But here's something maybe you haven't heard: Readers won't necessarily sympathise with a flawed character either--not unless you make those flaws relatable in one key way.
But all too often the character is so flawed that I just end up hating him, especially when he happens to be the main character. He makes stupid decisions, he hurts other people, he thinks he's hilarious (when he's not), he's a jerk, and worst of all he gets away with every bit of it.
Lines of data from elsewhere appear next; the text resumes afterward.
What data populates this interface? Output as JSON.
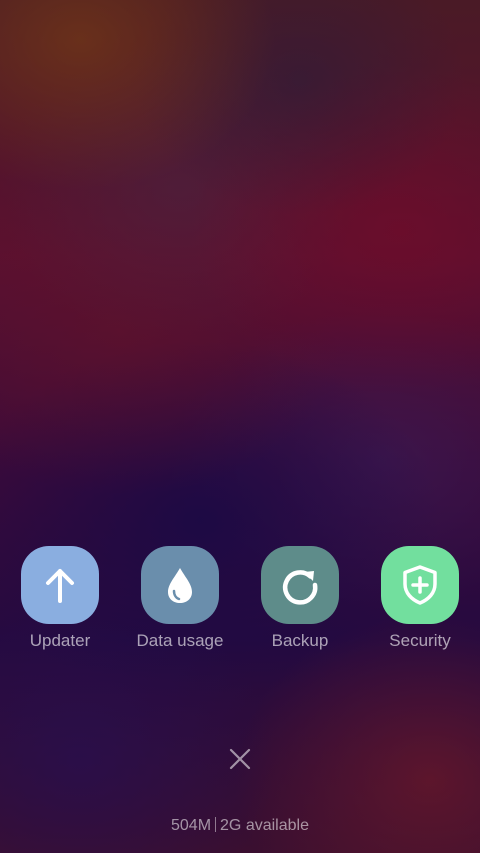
{
  "toggles": [
    {
      "id": "updater",
      "label": "Updater",
      "icon": "arrow-up-icon",
      "color": "#8aaee0"
    },
    {
      "id": "data-usage",
      "label": "Data usage",
      "icon": "water-drop-icon",
      "color": "#6a8eac"
    },
    {
      "id": "backup",
      "label": "Backup",
      "icon": "refresh-icon",
      "color": "#5e8c8a"
    },
    {
      "id": "security",
      "label": "Security",
      "icon": "shield-plus-icon",
      "color": "#72df9e"
    }
  ],
  "close": {
    "icon": "close-icon"
  },
  "memory": {
    "free": "504M",
    "available": "2G available"
  }
}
So how do you make a jerk likable? Why is Tony Stark, for instance, a likable character? Or Megamind? Or Cuzco?
The key is consequences.
It's not enough that your character makes bad decisions. Those bad decisions have to come boomeranging back on him at some point in the story causing him infinite suffering, both physical and moral. Make him mess up big time when he's showing off or trap him in the sticky web of lies he's spun. Make the guy he ridiculed in the elevator thirteen years ago come back for revenge or make the unwilling test subject of his superhero serum decide to be a super villain.
Or, you know, you could just turn him into a llama.
Like Eoin Colfer's Artemis Fowl--a twelve-year-old evil mastermind and racketeer. Yes, he's funny, resourceful, and original, but he doesn't make me relate to him. He makes me want to turn him over my knee and give him a good, old-fashioned paddling.
Got it? Make him suffer. It's a shared experience we all relate to.